Anlayışla kafasını salladığında odama koştum. Üstümü değiştirip kendime çekip düzen verdikten sonra çantamı alarak sokağa çıktım. Biraz ileride Ener'i görünce gülümsedim. O kadar hızlı gelmişti ki benim için telaşlandığını biliyordum.

Hızla yanına gittiğimde açtığı kollarına atladım. Boynuna sarılırken, kollarını belime doladı. Ayaklarımın ucundayken kokusunu içime çekip boynunu öptüm. Bir eliyle saçlarımı okşadı.

Geri çekilirken yüzündeki endişeyi gördüm. Yüzümü elleri arasına aldı. "İyi misin bir tanem?"

Kafamı sallarken gözlerim tekrar doldu. "Sakın bir daha ağlama." Burnumun ucunu öptü.

Ellerini yüzümden çekip ellerimi tuttu. "Seni çok güzel bir yere götüreceğim."

"Nereye?" derken arkasında duran motora baktım.

"Ya hayır Ener! Kaç kere söyledim! Binmek istemiyorum bu yaratığa!"

"Hemen kızma! Bir kez dene."

"Denemeyeceğim! İki teker üstünde ölüme doğru sürerken arkanda oturmayacağım."

Ondan uzaklaşırken beni kendine daha çok çekti. "Güvenmiyor musun bana?"

"Tabii ki güvenmiyorum!"

18 yaşına girdiği gün kursa yazılmış, hem araba hem motor ehliyeti almıştı. Sadece birkaç aydır motor kullanırken kırk yıllık sürücü gibi caka satıyordu. Hele ki hızlı kullanmasına dayanamıyordum. İlk günden beri motora binmem için deli çaba harcamıştı.

"Neden güvenmiyorsun?" Sesi kırgın çıkmıştı.

"İki teker üstünde dengede durma konusu beni tedirgin ediyor. Ayrıca tüm o arabalar eminim ki seni ezecek gibidir."

"Hiçbir şey olmaz."

"Üzgünüm, kendim sürsem belki rahat hissederim. Ama sana güvenmiyorum."

"Saçmalama Asel! Eylül de bindi. Yağız'da! Kimseye bir şey olmadı."

Beni arkadaşlarımla kıyaslayınca motora tekrar bakıp düşündüm. Korkunç bir canavar gibi duruyordu. Arkada fazladan bir kask vardı. Benim için getirmişti.

"Tamam şöyle yapacağız. Sadece bir kerelik bineceğim ve sen çok yavaş süreceksin."

Gözleri ışıldarken gülümsedi. Parmağımı kaldırıp uyardım. "Çok yavaş!"

"Tamam.

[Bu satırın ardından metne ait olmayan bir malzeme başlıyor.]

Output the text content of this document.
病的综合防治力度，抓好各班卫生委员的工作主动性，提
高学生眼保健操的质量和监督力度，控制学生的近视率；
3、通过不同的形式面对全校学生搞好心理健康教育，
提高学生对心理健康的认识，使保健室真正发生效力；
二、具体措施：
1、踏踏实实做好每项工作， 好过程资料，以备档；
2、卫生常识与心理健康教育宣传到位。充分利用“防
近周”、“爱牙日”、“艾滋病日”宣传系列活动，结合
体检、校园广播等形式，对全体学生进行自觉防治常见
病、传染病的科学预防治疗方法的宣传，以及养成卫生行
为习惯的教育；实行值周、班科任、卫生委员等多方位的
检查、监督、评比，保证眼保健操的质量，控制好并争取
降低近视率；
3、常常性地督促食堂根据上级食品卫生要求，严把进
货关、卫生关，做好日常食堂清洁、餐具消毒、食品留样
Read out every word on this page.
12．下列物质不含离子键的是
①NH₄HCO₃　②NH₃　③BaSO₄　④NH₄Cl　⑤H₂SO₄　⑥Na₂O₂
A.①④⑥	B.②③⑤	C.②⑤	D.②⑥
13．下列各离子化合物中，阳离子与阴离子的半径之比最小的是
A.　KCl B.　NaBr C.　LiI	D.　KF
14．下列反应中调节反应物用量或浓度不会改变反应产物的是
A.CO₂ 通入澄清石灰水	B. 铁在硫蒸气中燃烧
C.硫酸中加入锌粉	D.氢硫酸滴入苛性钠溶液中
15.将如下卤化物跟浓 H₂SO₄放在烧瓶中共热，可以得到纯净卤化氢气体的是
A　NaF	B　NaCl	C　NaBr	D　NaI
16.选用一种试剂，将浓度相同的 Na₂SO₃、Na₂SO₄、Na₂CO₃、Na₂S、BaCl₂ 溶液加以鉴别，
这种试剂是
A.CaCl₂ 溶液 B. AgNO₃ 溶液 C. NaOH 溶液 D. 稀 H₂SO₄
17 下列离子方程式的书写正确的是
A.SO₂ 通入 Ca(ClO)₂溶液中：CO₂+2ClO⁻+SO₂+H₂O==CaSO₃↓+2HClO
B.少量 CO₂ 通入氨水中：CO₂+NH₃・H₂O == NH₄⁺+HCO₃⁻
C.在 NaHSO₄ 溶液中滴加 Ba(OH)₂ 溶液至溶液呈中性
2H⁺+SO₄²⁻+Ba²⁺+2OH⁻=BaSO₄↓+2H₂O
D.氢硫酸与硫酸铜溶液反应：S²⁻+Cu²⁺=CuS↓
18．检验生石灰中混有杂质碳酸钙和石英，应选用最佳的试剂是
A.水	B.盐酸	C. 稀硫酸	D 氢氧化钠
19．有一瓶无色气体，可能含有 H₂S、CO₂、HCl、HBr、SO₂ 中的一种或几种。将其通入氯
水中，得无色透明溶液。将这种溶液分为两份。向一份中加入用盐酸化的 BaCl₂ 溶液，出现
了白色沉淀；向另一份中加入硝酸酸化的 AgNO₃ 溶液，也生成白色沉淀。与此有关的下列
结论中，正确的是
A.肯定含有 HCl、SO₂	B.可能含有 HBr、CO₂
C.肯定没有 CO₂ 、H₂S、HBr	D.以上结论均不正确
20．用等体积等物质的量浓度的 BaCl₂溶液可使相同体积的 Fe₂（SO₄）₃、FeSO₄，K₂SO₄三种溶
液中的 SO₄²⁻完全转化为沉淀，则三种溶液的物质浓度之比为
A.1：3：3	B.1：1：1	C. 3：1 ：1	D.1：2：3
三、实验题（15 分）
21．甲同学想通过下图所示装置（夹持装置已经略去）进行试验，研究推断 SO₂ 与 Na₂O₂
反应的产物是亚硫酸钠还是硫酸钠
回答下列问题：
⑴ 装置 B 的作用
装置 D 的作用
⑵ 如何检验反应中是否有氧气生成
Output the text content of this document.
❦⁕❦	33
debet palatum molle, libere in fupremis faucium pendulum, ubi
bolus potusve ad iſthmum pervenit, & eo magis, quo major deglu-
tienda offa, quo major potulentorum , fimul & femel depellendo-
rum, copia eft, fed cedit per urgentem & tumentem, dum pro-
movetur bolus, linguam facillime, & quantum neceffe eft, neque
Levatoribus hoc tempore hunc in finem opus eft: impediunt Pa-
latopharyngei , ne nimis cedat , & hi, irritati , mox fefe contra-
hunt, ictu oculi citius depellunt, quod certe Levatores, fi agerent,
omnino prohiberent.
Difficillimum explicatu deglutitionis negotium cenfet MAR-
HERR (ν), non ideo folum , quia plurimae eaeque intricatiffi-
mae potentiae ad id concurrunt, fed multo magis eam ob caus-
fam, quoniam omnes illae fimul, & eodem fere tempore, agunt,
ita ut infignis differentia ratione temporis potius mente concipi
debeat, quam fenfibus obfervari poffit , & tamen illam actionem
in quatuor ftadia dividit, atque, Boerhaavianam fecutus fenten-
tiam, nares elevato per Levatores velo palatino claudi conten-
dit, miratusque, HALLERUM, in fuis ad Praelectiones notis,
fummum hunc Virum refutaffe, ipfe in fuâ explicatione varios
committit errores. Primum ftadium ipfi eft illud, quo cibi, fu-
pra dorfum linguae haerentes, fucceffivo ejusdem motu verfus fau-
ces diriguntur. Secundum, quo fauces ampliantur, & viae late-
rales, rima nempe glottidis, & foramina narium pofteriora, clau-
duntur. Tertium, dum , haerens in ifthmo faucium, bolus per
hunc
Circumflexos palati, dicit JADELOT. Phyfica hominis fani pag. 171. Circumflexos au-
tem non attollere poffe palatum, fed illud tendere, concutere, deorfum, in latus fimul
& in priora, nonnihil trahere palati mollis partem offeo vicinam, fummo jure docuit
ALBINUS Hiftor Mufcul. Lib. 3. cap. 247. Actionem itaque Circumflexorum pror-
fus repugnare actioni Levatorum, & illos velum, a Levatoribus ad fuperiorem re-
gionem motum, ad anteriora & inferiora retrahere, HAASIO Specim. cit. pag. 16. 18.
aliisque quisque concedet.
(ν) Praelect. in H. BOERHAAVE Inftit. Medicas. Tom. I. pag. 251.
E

Nasıl istersen!" Dudaklarıma öpücük kondururken kaska uzandı. Dikkatlice kafamdan geçirdiğinde nefes alamıyormuş gibi hissettim.

Kendimi sakinleştirmek için uğraşırken ona güvenmeye çalıştım. O da kaskını geçirmiş, çoktan oturmuştu. Bacağımı atıp arkasına oturmaya çalışırken dengemi kaybettim. Belinden tutup adam akıllı oturmaya çalıştım. Başarılı olduğumda derin bir nefes verdim. Çok yüksek olmadığını düşünerek rahatladım. Motoru çalıştırdığında çıkan ses tüylerimi ürpertirken ona daha çok sokuldum. İki kolumu da beline sarıp kafamı sırtına yasladım.

Tüm yol boyunca yavaş gittiği için huzurluydum. Hatta yolun yarısında kafamı sırtından çekip sadece ellerimle belini tutarak etrafı izlemeye başlamıştım. Ama hâlâ sağ, sol yaparken düşecekmiş gibi hissediyordum. Bir tepeye çıkarken biraz daha hızlanmıştı. Artık yanımızda arabalar olmadığı için telaş yapmadım.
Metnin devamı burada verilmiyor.